Looking at all these factors might be overwhelming. But actually, it should be empowering. If your HRV goes down, that doesn't mean your sleep is messed up or your training volume is too high, necessarily. Rather, it’s made up of a multitude of factors that all form the puzzle that is your health and performance.
How Managing Your HRV Enhances Your Training
The tendency here may be to ask “how do I improve my HRV?” But we don’t necessarily want the HRV number to stay high. In fact, training should and will cause a bump down in your HRV. But having the data can help you add in the right amount of stimulus and gauge how it’s affecting your autonomic nervous system. You can add just enough new training to spur stress and ultimately adaptation but not so much that it sets you back. This is where the knowledge of your HRV provides key insights into your training.
For example, if your HRV is higher than normal, consider adding more volume to your training since you’re well-rested, and vice versa. Rather than just following the standard training schedule week after week, tailor your schedule to what your body is telling you it can handle.
However, if you haven’t added stress to your training, but you’re noticing it decreasing, that’s the time to look at other factors like lifestyle factors to assess what could be signaling a sympathetic response in your autonomic nervous system.
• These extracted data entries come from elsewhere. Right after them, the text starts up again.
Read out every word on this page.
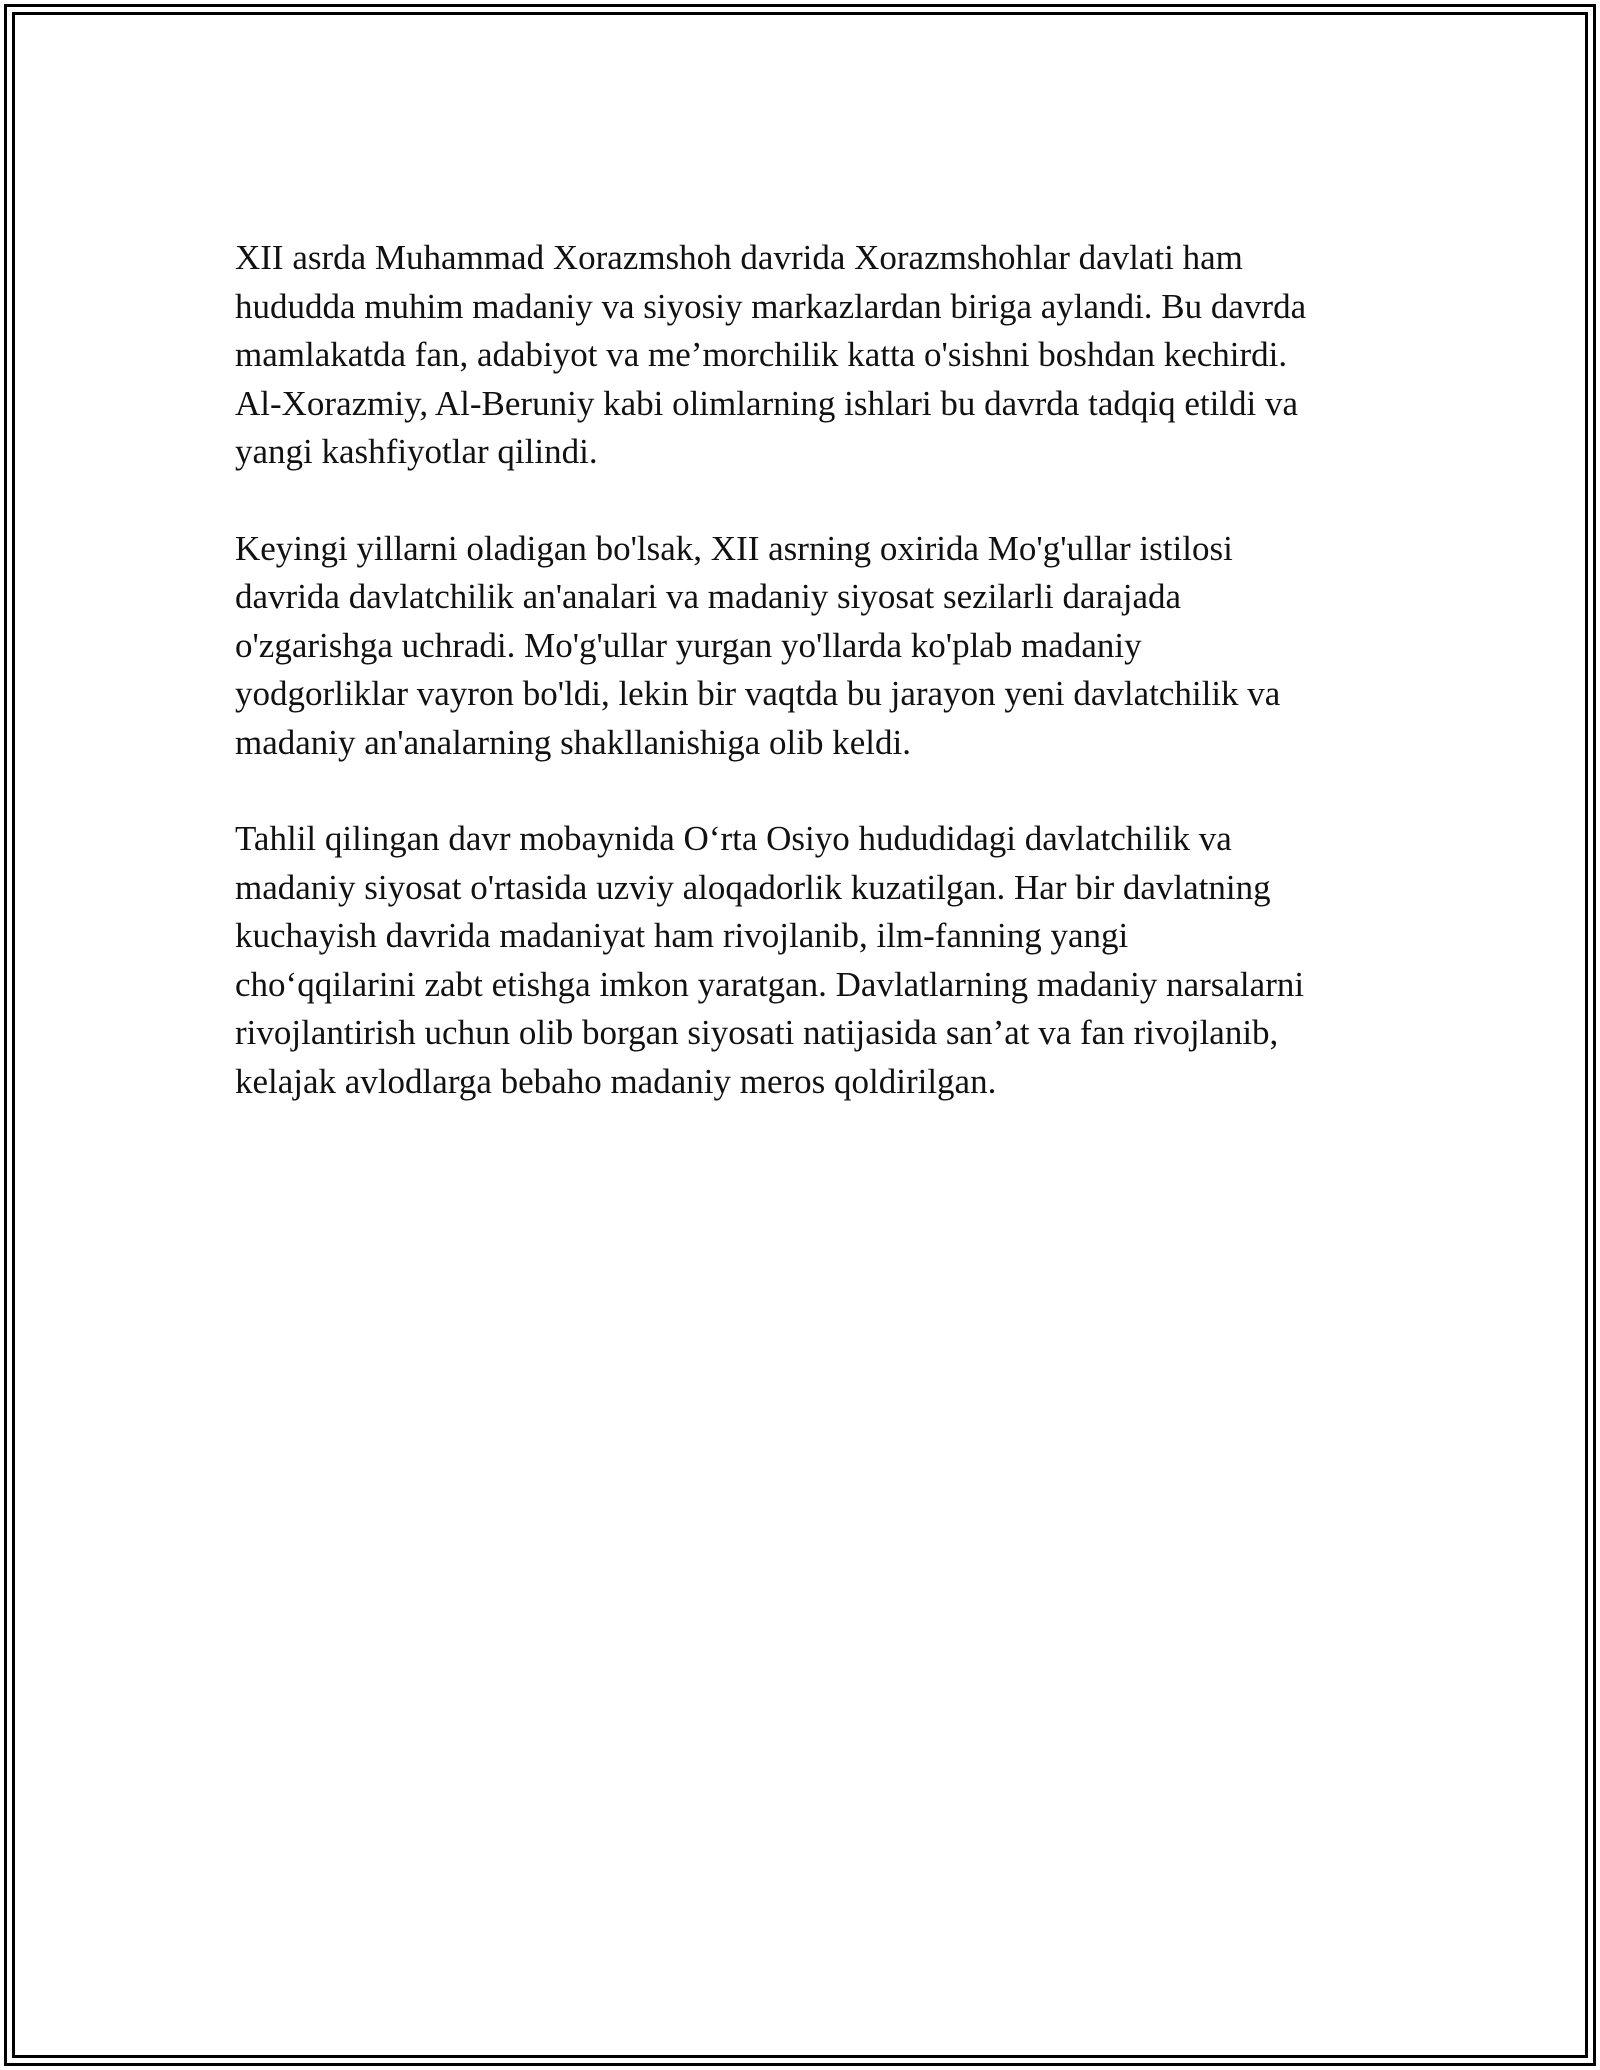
XII asrda Muhammad Xorazmshoh davrida Xorazmshohlar davlati ham
hududda muhim madaniy va siyosiy markazlardan biriga aylandi. Bu davrda
mamlakatda fan, adabiyot va me’morchilik katta o'sishni boshdan kechirdi.
Al-Xorazmiy, Al-Beruniy kabi olimlarning ishlari bu davrda tadqiq etildi va
yangi kashfiyotlar qilindi.

Keyingi yillarni oladigan bo'lsak, XII asrning oxirida Mo'g'ullar istilosi
davrida davlatchilik an'analari va madaniy siyosat sezilarli darajada
o'zgarishga uchradi. Mo'g'ullar yurgan yo'llarda ko'plab madaniy
yodgorliklar vayron bo'ldi, lekin bir vaqtda bu jarayon yeni davlatchilik va
madaniy an'analarning shakllanishiga olib keldi.

Tahlil qilingan davr mobaynida O‘rta Osiyo hududidagi davlatchilik va
madaniy siyosat o'rtasida uzviy aloqadorlik kuzatilgan. Har bir davlatning
kuchayish davrida madaniyat ham rivojlanib, ilm-fanning yangi
cho‘qqilarini zabt etishga imkon yaratgan. Davlatlarning madaniy narsalarni
rivojlantirish uchun olib borgan siyosati natijasida san’at va fan rivojlanib,
kelajak avlodlarga bebaho madaniy meros qoldirilgan.
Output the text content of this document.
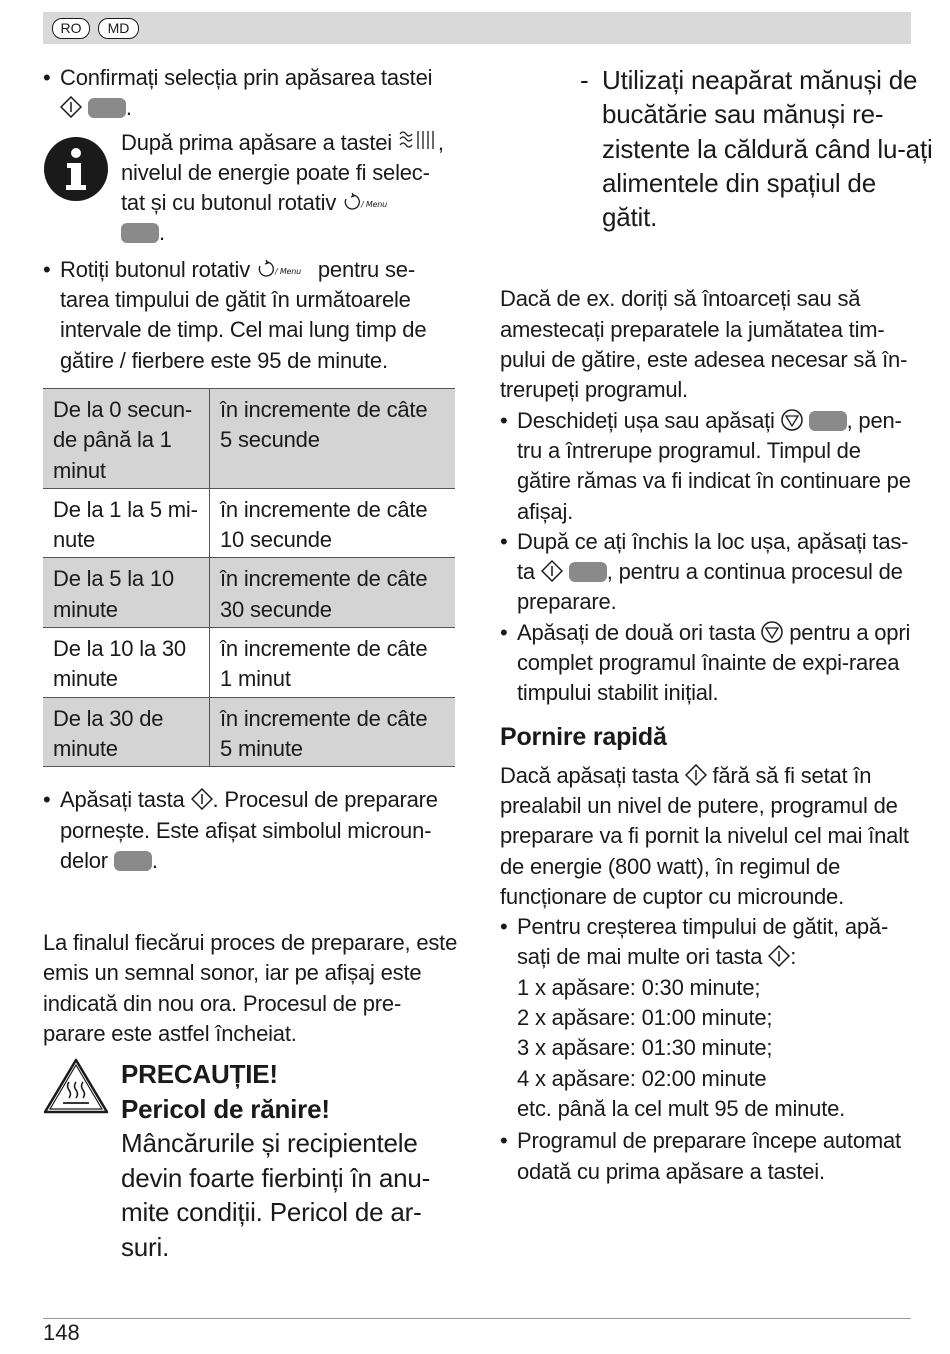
RO	MD

• Confirmați selecția prin apăsarea tastei
.

După prima apăsare a tastei ,
nivelul de energie poate fi selec-
tat și cu butonul rotativ	/ Menu

.

• Rotiți butonul rotativ	/ Menu pentru se- tarea timpului de gătit în următoarele intervale de timp. Cel mai lung timp de gătire / fierbere este 95 de minute.

De la 0 secun- de până la 1 minut	în incremente de câte 5 secunde
De la 1 la 5 mi- nute	în incremente de câte 10 secunde
De la 5 la 10 minute	în incremente de câte 30 secunde
De la 10 la 30 minute	în incremente de câte 1 minut
De la 30 de minute	în incremente de câte 5 minute

• Apăsați tasta . Procesul de preparare pornește. Este afișat simbolul microun-delor .

La finalul fiecărui proces de preparare, este emis un semnal sonor, iar pe afișaj este indicată din nou ora. Procesul de pre-parare este astfel încheiat.

PRECAUȚIE!
Pericol de rănire!
Mâncărurile și recipientele devin foarte fierbinți în anu-mite condiții. Pericol de ar-suri.
- Utilizați neapărat mănuși de bucătărie sau mănuși re-zistente la căldură când lu-ați alimentele din spațiul de gătit.

Dacă de ex. doriți să întoarceți sau să amestecați preparatele la jumătatea tim-pului de gătire, este adesea necesar să în-trerupeți programul.

• Deschideți ușa sau apăsați	, pen-tru a întrerupe programul. Timpul de gătire rămas va fi indicat în continuare pe afișaj.

• După ce ați închis la loc ușa, apăsați tas-ta	, pentru a continua procesul de preparare.

• Apăsați de două ori tasta pentru a opri complet programul înainte de expi-rarea timpului stabilit inițial.

Pornire rapidă

Dacă apăsați tasta fără să fi setat în prealabil un nivel de putere, programul de preparare va fi pornit la nivelul cel mai înalt de energie (800 watt), în regimul de funcționare de cuptor cu microunde.

• Pentru creșterea timpului de gătit, apă-sați de mai multe ori tasta :
1 x apăsare: 0:30 minute;
2 x apăsare: 01:00 minute;
3 x apăsare: 01:30 minute;
4 x apăsare: 02:00 minute
etc. până la cel mult 95 de minute.

• Programul de preparare începe automat odată cu prima apăsare a tastei.

148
Check the simple boxes first. Are you hydrated? Sleeping and eating well? See if those bring your HRV back to baseline first.
Regardless of the variables you change, understanding HRV gives you the awareness to understand your body better, to become more in tune with its subconscious messages and adjustments.
This is the power of a wearable device. It brings attention to elements of your training and recovery you would otherwise and allows you to dial your training in so you can optimize your workload and recovery.